Adani aims to reach a final investment decision on the Carmichael project in late 2015.
The Australian federal and Queensland governments are eager to see the mine built, following the loss of about 4,000 coal jobs through the past two years. But analysts and project finance experts believe Adani might have underestimated the challenge of raising funds for the project.
“People have been very sceptical about the financing of this project. As we always said, we’ll keep getting this, one by one. The pieces are falling in place,” Jeyakumar Janakaraj, chief executive officer of Adani Mining, told Reuters.
Adani, which is also facing a campaign by anti-coal campaigners, is counting on securing A$1.2-1.5 billion in funding from South Korea’s export credit agencies, as well as a loan from the US Export-Import Bank.

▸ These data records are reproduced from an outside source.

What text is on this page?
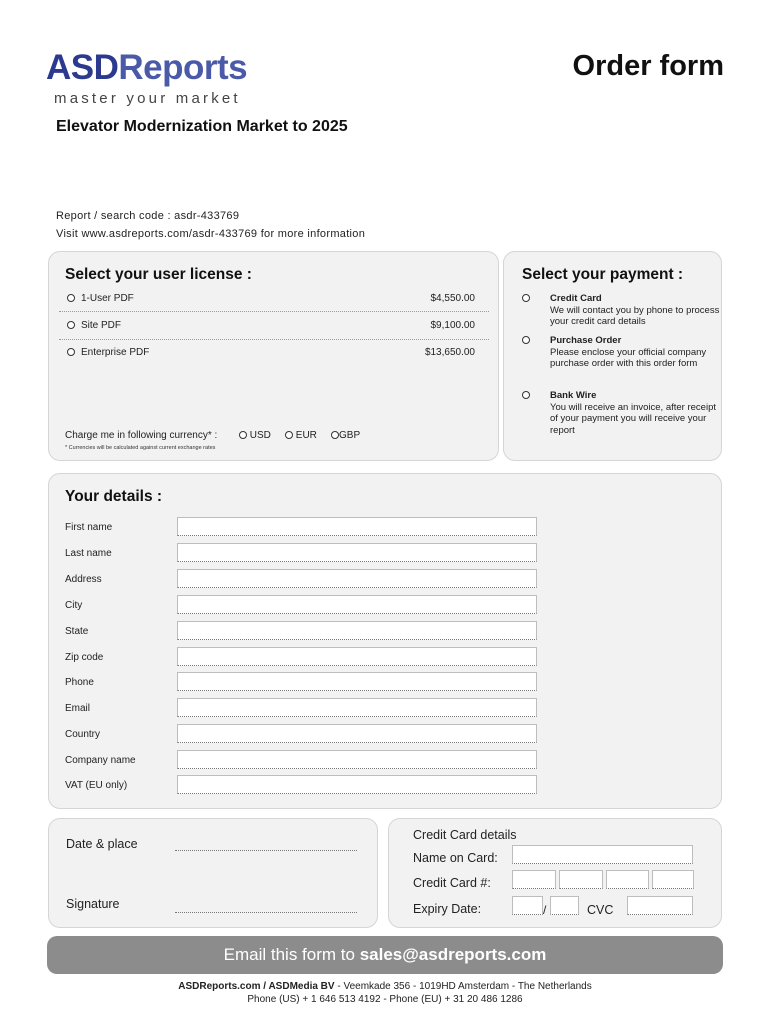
ASDReports
master your market
Order form
Elevator Modernization Market to 2025
Report / search code : asdr-433769
Visit www.asdreports.com/asdr-433769 for more information
Select your user license :
1-User PDF	$4,550.00
Site PDF	$9,100.00
Enterprise PDF	$13,650.00
Charge me in following currency* :	USD	EUR	GBP
* Currencies will be calculated against current exchange rates
Select your payment :
Credit Card
We will contact you by phone to process your credit card details
Purchase Order
Please enclose your official company purchase order with this order form
Bank Wire
You will receive an invoice, after receipt of your payment you will receive your report
Your details :
First name
Last name
Address
City
State
Zip code
Phone
Email
Country
Company name
VAT (EU only)
Date & place
Signature
Credit Card details
Name on Card:
Credit Card #:
Expiry Date:	/	CVC
Email this form to sales@asdreports.com
ASDReports.com / ASDMedia BV - Veemkade 356 - 1019HD Amsterdam - The Netherlands
Phone (US) + 1 646 513 4192 - Phone (EU) + 31 20 486 1286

The company’s apparent momentum on Carmichael is in stark contrast to rival Indian firm GVK’s slow progress on another huge coal mine in the Galilee Basin, the Alpha project, co-owned by Australian billionaire Gina Rinehart.
Much bigger coal rivals, such as BHP Billiton and Glencore, have shelved developments at a time when a third of Australia’s coal output is making losses.
Janakaraj dismissed comments by Indian power and coal minister Piyush Goyal that the country might be able to stop importing thermal coal within three years.